In common words it's possible but it required a lot of work.

[ursusursus]

So the unencrypted stuff, i.e. the 12-13 index for battery level, is them being nice with community, and it's actually not read by iphone/mac?

[adolfintel]

It's been almost 4 years since I did the original work on this app, but I remember that encrypted data not changing with battery level. I think iOS either "guesses" the percentage based on an estimated charge/discharge rate (I remember seeing wild fluctuations in the percentage during my initial testing so this could definitely be the case) or it communicates the information in some other way over the main bluetooth connection that I wasn't able to even detect.

[steam3d]

iPhone uses this information. But if you send for example Left: 10%, Right 25%, Case 90% but different encrypted data each time you will get different result on iPhone.

Public battery level somehow linked with encrypted data. I made experiment using raspberry Pi but I could not find any dependencies.

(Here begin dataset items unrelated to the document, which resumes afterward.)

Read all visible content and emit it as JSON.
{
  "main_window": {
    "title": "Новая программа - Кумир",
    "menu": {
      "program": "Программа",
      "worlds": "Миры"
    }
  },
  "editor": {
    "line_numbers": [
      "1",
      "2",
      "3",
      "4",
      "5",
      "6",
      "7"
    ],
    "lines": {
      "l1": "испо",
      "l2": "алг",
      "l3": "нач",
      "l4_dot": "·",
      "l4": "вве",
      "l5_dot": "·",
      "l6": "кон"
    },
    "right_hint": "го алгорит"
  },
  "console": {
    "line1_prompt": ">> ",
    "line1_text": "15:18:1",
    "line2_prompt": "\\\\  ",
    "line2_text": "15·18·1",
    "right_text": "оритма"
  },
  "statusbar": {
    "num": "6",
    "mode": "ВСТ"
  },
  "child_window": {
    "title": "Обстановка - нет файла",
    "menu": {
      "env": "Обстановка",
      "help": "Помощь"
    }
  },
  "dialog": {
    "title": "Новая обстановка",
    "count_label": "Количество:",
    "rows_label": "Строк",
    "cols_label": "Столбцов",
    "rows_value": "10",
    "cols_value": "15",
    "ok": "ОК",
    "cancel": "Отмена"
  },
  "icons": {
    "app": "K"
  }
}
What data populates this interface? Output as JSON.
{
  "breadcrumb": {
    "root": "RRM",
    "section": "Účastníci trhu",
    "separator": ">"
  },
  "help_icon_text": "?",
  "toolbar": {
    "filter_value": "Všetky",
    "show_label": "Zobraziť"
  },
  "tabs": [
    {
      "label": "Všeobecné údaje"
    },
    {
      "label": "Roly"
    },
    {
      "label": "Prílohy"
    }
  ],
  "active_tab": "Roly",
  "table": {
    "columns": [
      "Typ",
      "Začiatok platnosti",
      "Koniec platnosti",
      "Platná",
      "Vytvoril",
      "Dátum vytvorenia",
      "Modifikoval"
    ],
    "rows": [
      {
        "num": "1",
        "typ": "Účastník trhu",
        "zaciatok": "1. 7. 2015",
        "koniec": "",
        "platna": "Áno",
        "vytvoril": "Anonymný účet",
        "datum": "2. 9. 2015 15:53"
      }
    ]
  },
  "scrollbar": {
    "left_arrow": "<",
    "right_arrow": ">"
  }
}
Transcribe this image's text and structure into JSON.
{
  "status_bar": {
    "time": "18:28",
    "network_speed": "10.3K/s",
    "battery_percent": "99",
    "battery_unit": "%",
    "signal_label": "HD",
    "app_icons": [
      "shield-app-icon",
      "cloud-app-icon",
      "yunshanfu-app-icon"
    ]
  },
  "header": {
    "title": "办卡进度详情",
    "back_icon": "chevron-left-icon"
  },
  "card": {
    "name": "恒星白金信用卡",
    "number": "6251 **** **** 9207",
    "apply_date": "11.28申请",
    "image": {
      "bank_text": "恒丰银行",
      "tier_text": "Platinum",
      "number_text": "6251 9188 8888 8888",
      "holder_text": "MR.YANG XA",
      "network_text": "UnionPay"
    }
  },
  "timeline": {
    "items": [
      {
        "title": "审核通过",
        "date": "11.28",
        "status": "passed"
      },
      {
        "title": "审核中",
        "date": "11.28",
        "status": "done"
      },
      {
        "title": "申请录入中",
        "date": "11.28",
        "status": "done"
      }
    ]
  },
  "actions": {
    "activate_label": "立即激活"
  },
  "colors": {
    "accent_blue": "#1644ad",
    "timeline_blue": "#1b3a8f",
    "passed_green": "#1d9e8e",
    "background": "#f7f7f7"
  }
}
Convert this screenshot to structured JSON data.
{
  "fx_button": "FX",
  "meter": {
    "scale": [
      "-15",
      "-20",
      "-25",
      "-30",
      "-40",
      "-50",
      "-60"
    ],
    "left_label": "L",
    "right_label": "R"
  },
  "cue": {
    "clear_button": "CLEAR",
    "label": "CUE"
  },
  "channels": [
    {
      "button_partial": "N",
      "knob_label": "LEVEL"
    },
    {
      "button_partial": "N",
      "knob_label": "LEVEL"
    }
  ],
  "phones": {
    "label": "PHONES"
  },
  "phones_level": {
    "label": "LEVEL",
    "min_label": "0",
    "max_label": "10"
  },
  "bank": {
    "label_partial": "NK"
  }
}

@adolfintel I can repeat experiment with raspberry Pi to get a fresh data, but I am not sure it will help us.

[steam3d]

If anyone has access to Apple Documentation as developer you can get usable information about Bluetooth and recommendation from Apple to vendors how to create IOT devices that use some of principals of AirPods and Find My protocol.

[fischejo]

According to this paper MagicPairing: Apple’s Take on Securing Bluetooth Peripherals, the last 0x10 bytes of the paired message (same protocol has a paired and pairing message with different byte length.) constitutes to the "Magic Pairing" field. Following is described in chapter 4.3:

4.3 MagicPairing AirPods Advertisements In addition to the pairing mechanism provided by MagicPairing, it also offers the capability to decrypt BLE advertisements sent by the AirPods. These advertisements have been shown to be linkable to AirPods in general [ 20]. Advertisements notify other Apple devices of the presence of the AirPods and encode battery state information. When an iOS device receives advertisements for a pair of AirPods that belong to the same Apple ID as the iOS device, a pop-up shows an AirPod image, the name of the AirPods, and the current battery state. The encrypted part constitutes the MagicPairing data. A new key is introduced, which is called MagicPairing EncryptionKey.

This might explain the hash-like nature of the bytes.